Take away from running Windows Azure SQL VM (IASS)

I have been running an extra large Windows Azure SQL VM (A7) for half years.  In here,  I list a couple of recommendation from me.

 Performance

In here, I list a couple of actions which I did to improve performance.   My app is 7/24 data pipeline.  I collect data from many of production clusters and insert them into the DW. At the same time,  we run alert on top of it (scan the rows last inserted, and see whether some thing bad happens), and also daily reports using SSIS.  For me, the big concern is that I need to making sure the VM is always up and I can always insert data.  On the client side,  I did a couple of works to add retry logics, such as do in-place retry three times (i.e., if query time out, I just retry it), and off-line retry (i.e, write the failed sql statement in a log file, and retry many time within one hour until it succeed). 

As you can see, the performance of the system is very important.  So far, I am pretty happy about the HA of the VM, but I did quite a couple of performance tuning in order to get best throughput.

  • Turn on data compression on large tables.  One of the biggest issue for IASS is that the disk I/O is much slower than a regular machine since the disk is actually a blob in Windows Azure.   I put data compression on all most all tables (for simplicity), as a result, I can get average 5 to 10 compression ratio and it greatly improves the performance of my system.   Site note: how do you know you have bottleneck in I/O? Look at the errorlog of SQL Server,  if you see " SQL Server has encountered XX times of I/O operation longer than 15 seconds"  it is an indicator of I/O bottleneck.
  • Create many VHDs and use multiple filegroups on these VHDs.  The principle is pretty simple,  creating more disks, span requests to different disks to reduce I/O on a disk.  Right now, Windows Azure can only allow you to create VHD from one storage account, so this solution will not solve the issue of storage account throttling.   The downside of this approach is that you need to manage many disks and there is no way to get which VHD maps to which disk. I suggest you write down this when you create VHD.
  • Turn off VHD read and write caches.    if you create VHD, it is the default option, you don't need to change it.  If you want to change the values, please Shutdown your SQL Server first since you may hit disk I/O issue cause SQL to recover your database which take much longer

There are a couple of another optimization I did which might not apply to you, but I give them here for your references:

  • Change recovery mode to simple recover mode.  I hit a couple of cases of log file space full and failed to grow (see the reason in backup/restore section), so I decide to change recovery mode to simple.  Suggest you research online for the drawback of this approach and decide whether to use it
  • Enable database to read_committed_snapshot.
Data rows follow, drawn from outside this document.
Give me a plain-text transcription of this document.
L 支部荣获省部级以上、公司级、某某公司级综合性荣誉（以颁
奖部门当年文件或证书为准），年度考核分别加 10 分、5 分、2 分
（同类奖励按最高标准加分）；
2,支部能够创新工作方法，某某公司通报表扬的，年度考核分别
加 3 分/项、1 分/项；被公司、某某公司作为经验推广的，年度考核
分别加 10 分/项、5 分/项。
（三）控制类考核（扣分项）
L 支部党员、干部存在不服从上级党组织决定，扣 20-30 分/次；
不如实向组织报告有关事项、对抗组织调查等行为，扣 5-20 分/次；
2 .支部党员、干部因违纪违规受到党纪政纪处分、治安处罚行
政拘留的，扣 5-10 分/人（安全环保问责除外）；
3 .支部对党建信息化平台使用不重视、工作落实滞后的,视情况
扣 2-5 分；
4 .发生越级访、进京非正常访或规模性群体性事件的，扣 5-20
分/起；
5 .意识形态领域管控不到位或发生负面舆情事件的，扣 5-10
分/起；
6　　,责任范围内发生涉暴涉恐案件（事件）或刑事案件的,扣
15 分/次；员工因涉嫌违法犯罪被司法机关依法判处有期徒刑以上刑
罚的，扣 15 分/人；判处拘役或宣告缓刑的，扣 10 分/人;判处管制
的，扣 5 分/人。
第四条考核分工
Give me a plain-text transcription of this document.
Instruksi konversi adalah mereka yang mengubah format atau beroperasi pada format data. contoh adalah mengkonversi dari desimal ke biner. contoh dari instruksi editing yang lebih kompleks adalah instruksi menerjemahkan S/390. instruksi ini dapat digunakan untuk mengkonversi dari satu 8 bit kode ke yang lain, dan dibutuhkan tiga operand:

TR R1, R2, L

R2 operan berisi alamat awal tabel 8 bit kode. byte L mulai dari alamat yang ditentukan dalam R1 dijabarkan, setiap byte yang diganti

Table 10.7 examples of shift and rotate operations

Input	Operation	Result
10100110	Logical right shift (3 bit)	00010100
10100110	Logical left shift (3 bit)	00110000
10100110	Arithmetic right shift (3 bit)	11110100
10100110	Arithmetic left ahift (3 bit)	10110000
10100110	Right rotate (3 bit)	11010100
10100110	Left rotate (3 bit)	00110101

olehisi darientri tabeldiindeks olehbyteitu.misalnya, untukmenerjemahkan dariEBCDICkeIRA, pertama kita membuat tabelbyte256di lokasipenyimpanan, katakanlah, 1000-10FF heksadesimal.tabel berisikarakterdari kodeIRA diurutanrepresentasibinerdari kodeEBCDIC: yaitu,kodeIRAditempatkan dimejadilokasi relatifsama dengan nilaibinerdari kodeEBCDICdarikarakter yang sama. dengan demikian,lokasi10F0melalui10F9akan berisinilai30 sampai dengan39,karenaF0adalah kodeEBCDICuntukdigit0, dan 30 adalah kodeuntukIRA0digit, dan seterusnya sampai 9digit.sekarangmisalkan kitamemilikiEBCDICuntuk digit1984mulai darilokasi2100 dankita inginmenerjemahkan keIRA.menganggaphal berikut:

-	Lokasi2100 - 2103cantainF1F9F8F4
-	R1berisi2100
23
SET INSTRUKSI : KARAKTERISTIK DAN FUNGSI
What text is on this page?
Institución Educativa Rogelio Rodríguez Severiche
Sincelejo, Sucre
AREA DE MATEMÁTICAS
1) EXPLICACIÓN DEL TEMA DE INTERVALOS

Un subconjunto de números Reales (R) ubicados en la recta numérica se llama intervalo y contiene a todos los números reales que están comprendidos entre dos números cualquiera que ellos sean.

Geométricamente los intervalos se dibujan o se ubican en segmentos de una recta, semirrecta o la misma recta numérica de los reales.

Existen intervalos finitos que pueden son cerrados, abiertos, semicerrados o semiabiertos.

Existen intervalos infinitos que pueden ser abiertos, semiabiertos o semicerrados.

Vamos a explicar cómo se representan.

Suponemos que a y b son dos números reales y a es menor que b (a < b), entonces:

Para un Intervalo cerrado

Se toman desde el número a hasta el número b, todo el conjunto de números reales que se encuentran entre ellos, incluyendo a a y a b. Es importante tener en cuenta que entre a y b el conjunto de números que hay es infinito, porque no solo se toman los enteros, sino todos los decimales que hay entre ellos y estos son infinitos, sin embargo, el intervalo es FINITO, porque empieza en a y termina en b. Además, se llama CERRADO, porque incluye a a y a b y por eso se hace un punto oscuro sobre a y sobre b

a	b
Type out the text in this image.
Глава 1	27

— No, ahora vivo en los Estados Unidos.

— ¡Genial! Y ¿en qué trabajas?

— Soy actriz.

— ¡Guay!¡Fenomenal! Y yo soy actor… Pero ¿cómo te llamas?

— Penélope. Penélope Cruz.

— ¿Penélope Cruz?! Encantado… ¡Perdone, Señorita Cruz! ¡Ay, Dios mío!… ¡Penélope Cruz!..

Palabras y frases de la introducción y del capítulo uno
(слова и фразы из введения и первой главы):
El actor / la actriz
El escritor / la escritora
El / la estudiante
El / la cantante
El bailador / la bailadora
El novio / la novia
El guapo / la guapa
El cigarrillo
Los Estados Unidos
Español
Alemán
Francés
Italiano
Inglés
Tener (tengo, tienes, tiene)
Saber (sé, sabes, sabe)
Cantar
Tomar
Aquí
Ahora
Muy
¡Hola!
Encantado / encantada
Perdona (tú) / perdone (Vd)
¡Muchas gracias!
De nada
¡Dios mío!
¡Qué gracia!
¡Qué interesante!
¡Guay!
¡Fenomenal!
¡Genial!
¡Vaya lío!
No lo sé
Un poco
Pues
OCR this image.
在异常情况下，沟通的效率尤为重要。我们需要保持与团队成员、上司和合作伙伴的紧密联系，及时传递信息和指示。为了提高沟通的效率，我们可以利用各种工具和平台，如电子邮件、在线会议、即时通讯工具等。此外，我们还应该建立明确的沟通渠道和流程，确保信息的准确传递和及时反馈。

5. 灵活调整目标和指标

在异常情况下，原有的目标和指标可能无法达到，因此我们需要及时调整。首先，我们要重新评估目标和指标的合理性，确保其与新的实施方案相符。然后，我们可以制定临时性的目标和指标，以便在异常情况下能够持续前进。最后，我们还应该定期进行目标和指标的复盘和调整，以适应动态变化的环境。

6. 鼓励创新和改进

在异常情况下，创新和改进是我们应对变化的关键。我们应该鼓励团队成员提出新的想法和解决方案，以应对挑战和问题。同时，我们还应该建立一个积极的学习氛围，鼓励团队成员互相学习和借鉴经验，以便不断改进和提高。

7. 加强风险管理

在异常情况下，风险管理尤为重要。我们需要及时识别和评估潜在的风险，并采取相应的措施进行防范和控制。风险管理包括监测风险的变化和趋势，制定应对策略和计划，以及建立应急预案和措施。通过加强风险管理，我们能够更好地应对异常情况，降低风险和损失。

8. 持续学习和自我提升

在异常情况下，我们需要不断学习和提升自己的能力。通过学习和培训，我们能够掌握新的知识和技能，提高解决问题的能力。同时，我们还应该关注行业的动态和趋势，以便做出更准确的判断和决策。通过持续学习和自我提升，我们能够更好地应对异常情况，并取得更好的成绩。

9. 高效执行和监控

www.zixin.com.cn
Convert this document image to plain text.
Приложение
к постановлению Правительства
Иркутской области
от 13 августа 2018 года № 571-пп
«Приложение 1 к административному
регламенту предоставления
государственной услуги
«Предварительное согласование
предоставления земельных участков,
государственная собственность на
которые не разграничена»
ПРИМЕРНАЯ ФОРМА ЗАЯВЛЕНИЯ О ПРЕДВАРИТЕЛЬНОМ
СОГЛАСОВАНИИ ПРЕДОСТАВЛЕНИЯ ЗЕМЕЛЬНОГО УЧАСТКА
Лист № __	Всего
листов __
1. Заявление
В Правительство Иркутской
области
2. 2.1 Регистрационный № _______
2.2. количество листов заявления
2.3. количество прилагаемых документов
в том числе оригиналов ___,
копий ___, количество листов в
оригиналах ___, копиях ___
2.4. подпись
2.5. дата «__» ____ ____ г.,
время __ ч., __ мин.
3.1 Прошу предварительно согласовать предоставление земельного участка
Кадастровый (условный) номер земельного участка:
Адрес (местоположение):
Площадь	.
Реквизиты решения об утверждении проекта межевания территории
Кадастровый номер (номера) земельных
You can see https://www.mssqltips.com/sqlservertip/2977/demonstrations-of-transaction-isolation-levels-in-sql-server/ for some explain.  In my case, my report queries which sometime touch many rows would not block my insertion queries.
  • Create a large tempdb file and est the recovery mode to simple recover mode.

 

Backup/Restore

I will write another blog to show how you can regular backup database files to azure and how you can restore backup files to VM (it is not trival as you though).  For now, I list a couple of recommendations.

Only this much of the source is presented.